Access is very important when removing impacted third molars. Why not try a large envelope flap?

Surgical Tip of the Week

#11 Seven Steps For Predictable Removal Of Mandibular Third Molar Impactions

The next seven STOW posts will cover seven steps for safe and predictable removal of impacted third molars. The seven steps are:

Adherence to these steps will minimize complications and maximize predictability. Stay tuned for Step #1 in next post.

Surgical Tip of the Week

#10 Impacted Third Molar Flap Design

Surgical Tip #10

The modified triangle flap is used when a large flap is needed for deep impactions or poor access. The incision begins on the external oblique ridge 1 – 1.5 cm distal and buccal to the second molar. The releasing incision includes the papilla and should be in a mesial direction resulting in a broad base flap.

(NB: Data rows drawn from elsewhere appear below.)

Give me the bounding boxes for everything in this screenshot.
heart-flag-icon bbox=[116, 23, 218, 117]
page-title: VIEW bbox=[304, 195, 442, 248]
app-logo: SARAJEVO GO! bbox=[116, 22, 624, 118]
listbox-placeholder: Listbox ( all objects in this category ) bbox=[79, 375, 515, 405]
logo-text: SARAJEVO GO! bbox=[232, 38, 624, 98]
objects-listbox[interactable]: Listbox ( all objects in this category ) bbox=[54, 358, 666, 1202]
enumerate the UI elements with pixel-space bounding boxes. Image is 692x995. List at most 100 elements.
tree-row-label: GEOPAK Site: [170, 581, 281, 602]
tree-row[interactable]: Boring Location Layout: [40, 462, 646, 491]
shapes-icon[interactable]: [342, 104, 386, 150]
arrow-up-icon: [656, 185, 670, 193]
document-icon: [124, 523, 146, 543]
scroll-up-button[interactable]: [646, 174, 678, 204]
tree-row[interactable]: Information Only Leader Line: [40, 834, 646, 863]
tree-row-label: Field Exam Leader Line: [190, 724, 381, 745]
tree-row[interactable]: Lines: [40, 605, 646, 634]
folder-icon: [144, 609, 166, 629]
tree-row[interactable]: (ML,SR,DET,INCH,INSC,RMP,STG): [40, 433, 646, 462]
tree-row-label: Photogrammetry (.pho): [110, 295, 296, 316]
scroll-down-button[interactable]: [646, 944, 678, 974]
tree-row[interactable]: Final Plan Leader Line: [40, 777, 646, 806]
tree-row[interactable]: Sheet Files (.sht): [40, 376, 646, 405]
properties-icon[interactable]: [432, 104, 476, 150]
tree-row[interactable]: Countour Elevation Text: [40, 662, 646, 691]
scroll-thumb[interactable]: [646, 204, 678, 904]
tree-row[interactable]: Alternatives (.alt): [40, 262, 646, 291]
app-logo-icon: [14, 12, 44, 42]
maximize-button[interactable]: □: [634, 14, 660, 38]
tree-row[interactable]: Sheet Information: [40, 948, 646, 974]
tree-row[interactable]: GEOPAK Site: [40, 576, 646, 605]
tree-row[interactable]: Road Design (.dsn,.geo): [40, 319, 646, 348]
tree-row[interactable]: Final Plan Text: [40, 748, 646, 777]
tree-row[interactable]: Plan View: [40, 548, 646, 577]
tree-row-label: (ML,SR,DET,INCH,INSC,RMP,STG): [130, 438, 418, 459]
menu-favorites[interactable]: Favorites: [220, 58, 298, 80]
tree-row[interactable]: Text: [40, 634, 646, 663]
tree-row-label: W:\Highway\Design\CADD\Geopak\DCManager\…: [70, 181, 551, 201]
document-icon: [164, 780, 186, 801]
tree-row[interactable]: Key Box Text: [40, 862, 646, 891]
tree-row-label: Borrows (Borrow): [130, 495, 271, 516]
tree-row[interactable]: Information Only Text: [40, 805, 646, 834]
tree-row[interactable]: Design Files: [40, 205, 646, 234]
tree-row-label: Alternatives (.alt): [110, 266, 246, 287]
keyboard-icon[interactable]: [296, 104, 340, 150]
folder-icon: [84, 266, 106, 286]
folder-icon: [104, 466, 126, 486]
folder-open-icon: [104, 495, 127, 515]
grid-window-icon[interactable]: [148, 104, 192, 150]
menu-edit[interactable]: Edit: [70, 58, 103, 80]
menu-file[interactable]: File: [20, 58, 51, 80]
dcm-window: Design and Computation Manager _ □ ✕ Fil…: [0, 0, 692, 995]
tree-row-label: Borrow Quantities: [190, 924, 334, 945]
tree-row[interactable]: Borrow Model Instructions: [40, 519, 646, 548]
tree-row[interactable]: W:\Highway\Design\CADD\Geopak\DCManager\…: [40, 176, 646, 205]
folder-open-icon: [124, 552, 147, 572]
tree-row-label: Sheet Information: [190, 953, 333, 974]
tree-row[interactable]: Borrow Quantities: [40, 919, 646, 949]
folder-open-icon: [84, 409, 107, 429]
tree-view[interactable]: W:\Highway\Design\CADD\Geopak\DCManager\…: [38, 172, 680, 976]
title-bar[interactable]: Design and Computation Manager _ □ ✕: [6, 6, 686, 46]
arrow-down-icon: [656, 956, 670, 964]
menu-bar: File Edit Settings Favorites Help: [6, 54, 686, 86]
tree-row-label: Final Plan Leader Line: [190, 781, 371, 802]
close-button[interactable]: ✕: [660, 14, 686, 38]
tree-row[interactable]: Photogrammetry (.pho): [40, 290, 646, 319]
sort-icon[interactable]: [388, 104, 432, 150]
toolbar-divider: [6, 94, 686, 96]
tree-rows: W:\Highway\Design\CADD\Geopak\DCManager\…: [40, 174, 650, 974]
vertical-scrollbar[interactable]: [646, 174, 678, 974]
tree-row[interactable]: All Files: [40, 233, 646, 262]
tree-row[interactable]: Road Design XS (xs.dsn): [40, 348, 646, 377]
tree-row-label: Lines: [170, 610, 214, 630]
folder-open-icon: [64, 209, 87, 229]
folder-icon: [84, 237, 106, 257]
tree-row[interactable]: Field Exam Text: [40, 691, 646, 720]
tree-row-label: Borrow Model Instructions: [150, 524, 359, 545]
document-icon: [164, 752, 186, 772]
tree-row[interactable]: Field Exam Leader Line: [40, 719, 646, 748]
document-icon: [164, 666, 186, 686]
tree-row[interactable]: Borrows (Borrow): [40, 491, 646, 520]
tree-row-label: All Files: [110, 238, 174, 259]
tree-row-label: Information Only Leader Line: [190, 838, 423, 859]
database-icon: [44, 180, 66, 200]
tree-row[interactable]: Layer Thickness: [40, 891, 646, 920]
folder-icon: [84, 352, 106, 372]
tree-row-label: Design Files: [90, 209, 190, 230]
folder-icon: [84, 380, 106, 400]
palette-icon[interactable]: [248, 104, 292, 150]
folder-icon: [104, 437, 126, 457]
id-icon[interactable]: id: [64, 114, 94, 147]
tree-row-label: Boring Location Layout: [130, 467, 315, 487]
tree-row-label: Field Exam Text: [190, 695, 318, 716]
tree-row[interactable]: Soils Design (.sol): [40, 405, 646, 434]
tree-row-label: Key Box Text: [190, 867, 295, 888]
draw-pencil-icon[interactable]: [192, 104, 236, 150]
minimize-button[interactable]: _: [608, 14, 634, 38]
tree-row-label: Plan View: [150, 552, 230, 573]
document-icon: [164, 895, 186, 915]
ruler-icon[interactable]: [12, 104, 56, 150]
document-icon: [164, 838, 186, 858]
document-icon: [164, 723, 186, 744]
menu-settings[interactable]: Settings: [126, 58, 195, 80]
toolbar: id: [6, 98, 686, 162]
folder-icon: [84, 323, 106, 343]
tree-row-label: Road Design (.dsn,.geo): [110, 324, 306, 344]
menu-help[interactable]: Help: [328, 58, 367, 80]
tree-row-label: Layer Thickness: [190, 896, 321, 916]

It can be used in the maxilla and mandible. This flap usually requires two 4.0 sutures to close the releasing incision and flap (see arrows). The incision distal to the second molar is left open to drain and heals by secondary intention.

Surgical Tip of the Week

#9 Impacted Third Molar Flap Design

Surgical Tip #9

There are many flap designs recommended for the removal of impacted third molars. Western Surgical and Sedation’s STOW will discuss four different flap designs: “S” flap, triangle, modified triangle, and envelope. The most commonly recommended flaps are the envelope and triangle. No flap is perfect for all situations.

The triangle flap is used when a small, conservative flap is needed. For example, a soft tissue impaction. The incision begins on the external oblique ridge 1 – 1.5 cm distal to the second molar. This full thickness flap requires a releasing incision past the mucogingival junction. The incision should be in a mesial apical direction resulting in a broad based flap.

It can be used in the maxilla and mandible. This conservative flap usually requires one 5.0 suture to close the releasing incision.